Aqui, abro um parêntese para dizer que era provável que o Coronel Diogo Lopes já tivesse aberto um caminho entre a Barra do Corda e uma de suas fazendas situadas na região em que surgiria mais tarde a Povoação do Curador. Aliás, esta afirmação foi depois confirmada pelo engenheiro e deputado provincial caxiense Teixeira Mendes, em debate na Assembleia. Este Coronel, juntamente com familiares seus, foram os primeiros ocupantes das terras da região conhecida como Mata do Japão de Dentro em 1849, e uma de suas fazendas era justamente a Data Santa Maria, em cujas terras a cidade de Presidente Dutra (ex-Curador), foi assentada. A Fazenda Santa Maria do Japão era um dos pontos por onde a picada passaria, seguindo depois rumo a Caxias. Por sua vez, a sua Fazenda São Marcos, estava situada no povoado Campo Largo, localizado em região mais ao sul do território barra-cordense, e com ligação antiga com a vila de Barra do Corda, é provável que ele conhecesse, como ninguém, o rumo a ser seguido, além de já ter boa parte do caminho aberto para o seu próprio trânsito e dos seus rebanhos. Entretanto, como já afirmei algumas linhas atrás, a sua proposta foi recusada. E o governo se meteu em uma encrenca sem tamanho, uma vez que o novo contratado utilizou parte significativa dos recursos previstos no orçamento (2:130$100 réis), e abriu apenas 16 léguas de picada, cerca de noventa e seis quilômetros. Todavia, o problema não ficaria somente aí. A questão maior é que a picada aberta sob a direção do Diretor dos índios tomou um rumo diferente daquele que era o ideal, e foi dar em uma região de topografia muito acidentada, fazendo com que os recursos aplicados fossem perdidos na sua totalidade.

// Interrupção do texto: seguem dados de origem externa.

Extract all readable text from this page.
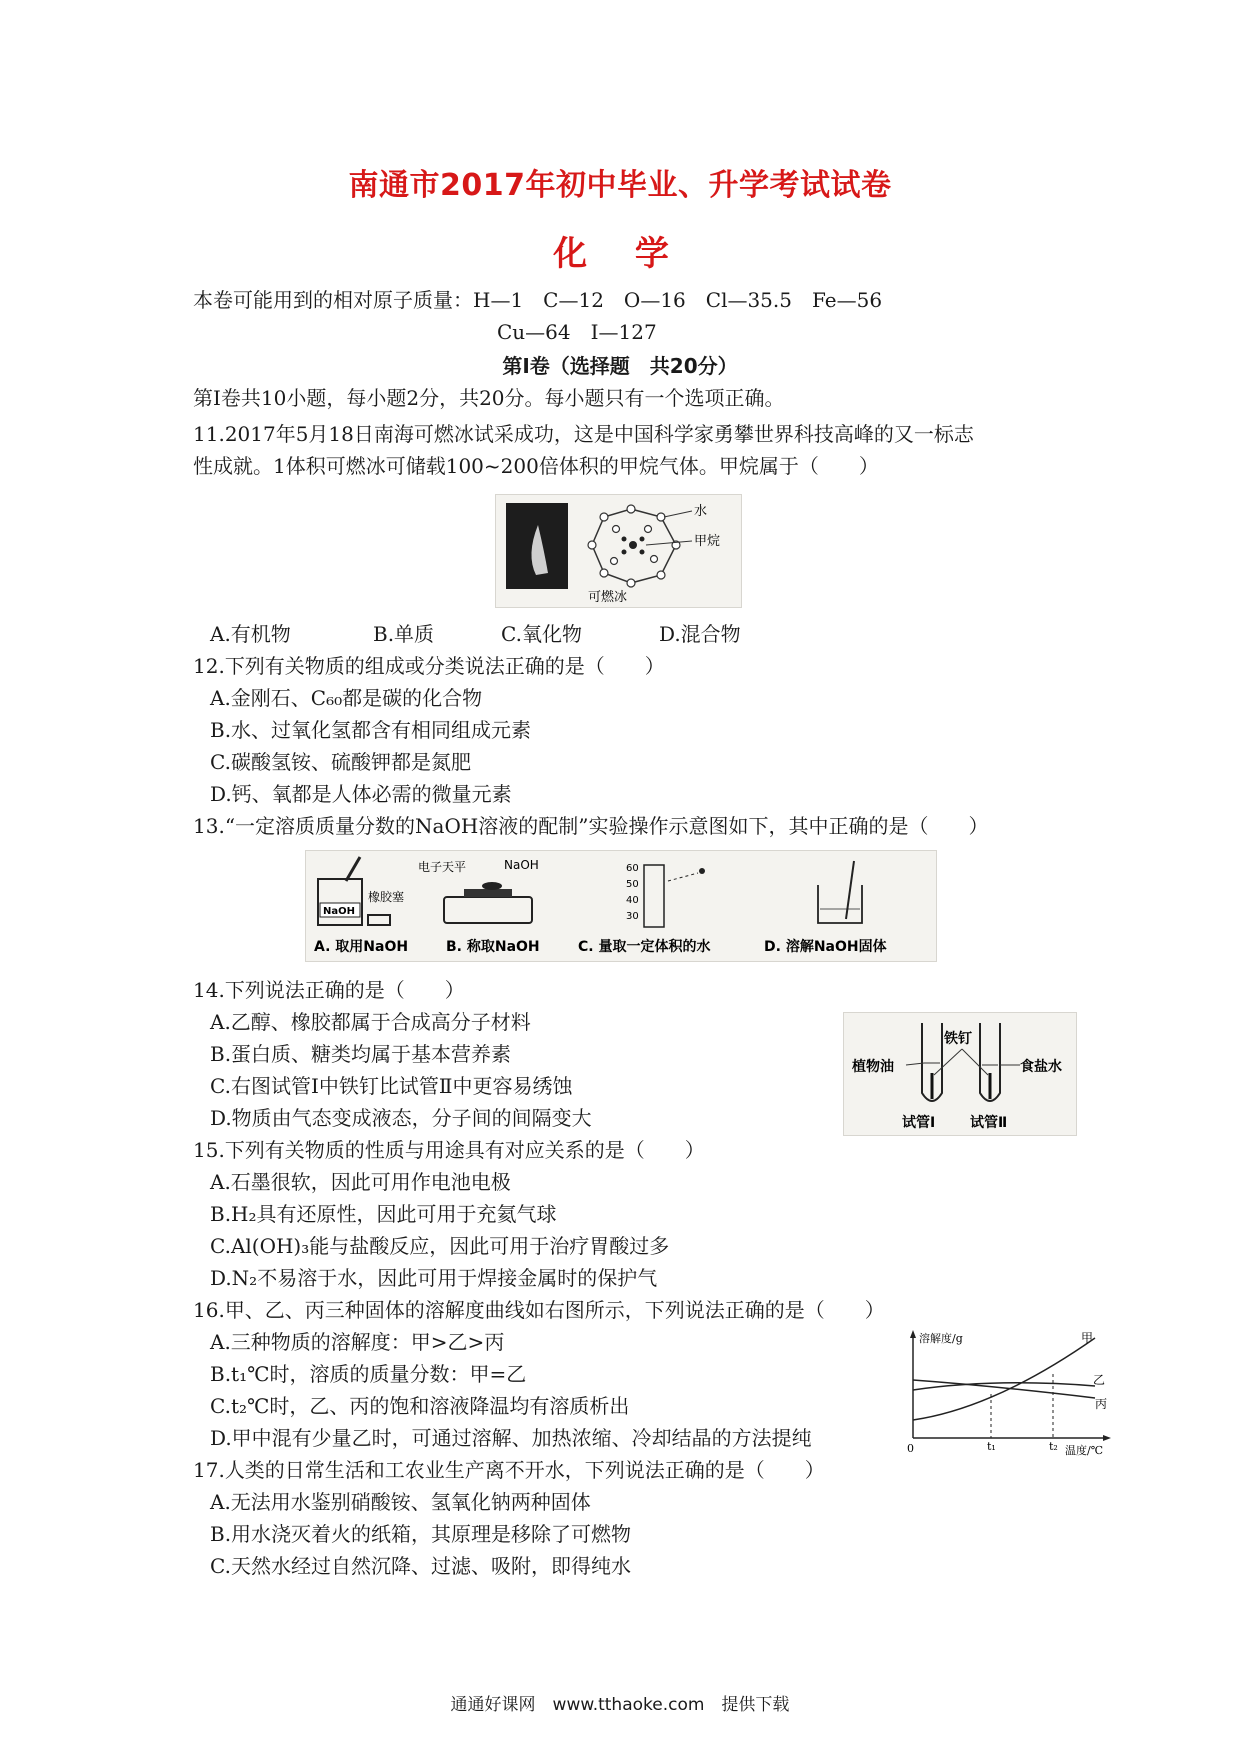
南通市2017年初中毕业、升学考试试卷
化 学
本卷可能用到的相对原子质量：H—1　C—12　O—16　Cl—35.5　Fe—56
Cu—64　I—127
第Ⅰ卷（选择题　共20分）
第Ⅰ卷共10小题，每小题2分，共20分。每小题只有一个选项正确。
11.2017年5月18日南海可燃冰试采成功，这是中国科学家勇攀世界科技高峰的又一标志
性成就。1体积可燃冰可储载100~200倍体积的甲烷气体。甲烷属于（　　）
水
甲烷
可燃冰
A.有机物	B.单质	C.氧化物	D.混合物
12.下列有关物质的组成或分类说法正确的是（　　）
A.金刚石、C₆₀都是碳的化合物
B.水、过氧化氢都含有相同组成元素
C.碳酸氢铵、硫酸钾都是氮肥
D.钙、氧都是人体必需的微量元素
13.“一定溶质质量分数的NaOH溶液的配制”实验操作示意图如下，其中正确的是（　　）
NaOH
橡胶塞
电子天平	NaOH	60
50
40
30
A. 取用NaOH	B. 称取NaOH	C. 量取一定体积的水	D. 溶解NaOH固体
14.下列说法正确的是（　　）
A.乙醇、橡胶都属于合成高分子材料
B.蛋白质、糖类均属于基本营养素
C.右图试管Ⅰ中铁钉比试管Ⅱ中更容易绣蚀
D.物质由气态变成液态，分子间的间隔变大
植物油
铁钉
食盐水
试管Ⅰ 试管Ⅱ
15.下列有关物质的性质与用途具有对应关系的是（　　）
A.石墨很软，因此可用作电池电极
B.H₂具有还原性，因此可用于充氦气球
C.Al(OH)₃能与盐酸反应，因此可用于治疗胃酸过多
D.N₂不易溶于水，因此可用于焊接金属时的保护气
16.甲、乙、丙三种固体的溶解度曲线如右图所示，下列说法正确的是（　　）
A.三种物质的溶解度：甲>乙>丙
B.t₁℃时，溶质的质量分数：甲=乙
C.t₂℃时，乙、丙的饱和溶液降温均有溶质析出
D.甲中混有少量乙时，可通过溶解、加热浓缩、冷却结晶的方法提纯
溶解度/g
温度/℃
0	t₁	t₂
甲
乙
丙
17.人类的日常生活和工农业生产离不开水，下列说法正确的是（　　）
A.无法用水鉴别硝酸铵、氢氧化钠两种固体
B.用水浇灭着火的纸箱，其原理是移除了可燃物
C.天然水经过自然沉降、过滤、吸附，即得纯水
通通好课网　www.tthaoke.com　提供下载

Somente depois disto, foi que o Presidente da Província enviou um engenheiro para região, com a missão de realinhar a picada, colocando-a no rumo predeterminado. É o próprio Presidente da Província quem nos dá conta disto: “Incumbi o Eng. João Nunes de Campos de fazer a competente arrumação, para que a estrada não se alongue mais do que for aconselhado pelos acidentes dos terrenos porque tiver que passar... Segundo informou o dito engenheiro já se havia dado começo à arrumação” - Jornal Publicador Maranhense.

E a obra que era para durar apenas dois meses, segundo exigências do Presidente da Província, se arrastou lentamente, parando algumas vezes por insubordinação dos índios responsáveis pelo trabalho braçal, para depois ser retomada, e outra vez ser paralisada. E assim, foi a mesma acontecendo lentamente até que, tendo o Barão de Coroatá substituído temporariamente a Presidência da Província em 1857, e alegando dificuldades com as finanças públicas, determinou a suspensão definitiva da obra. (Final da primeira parte)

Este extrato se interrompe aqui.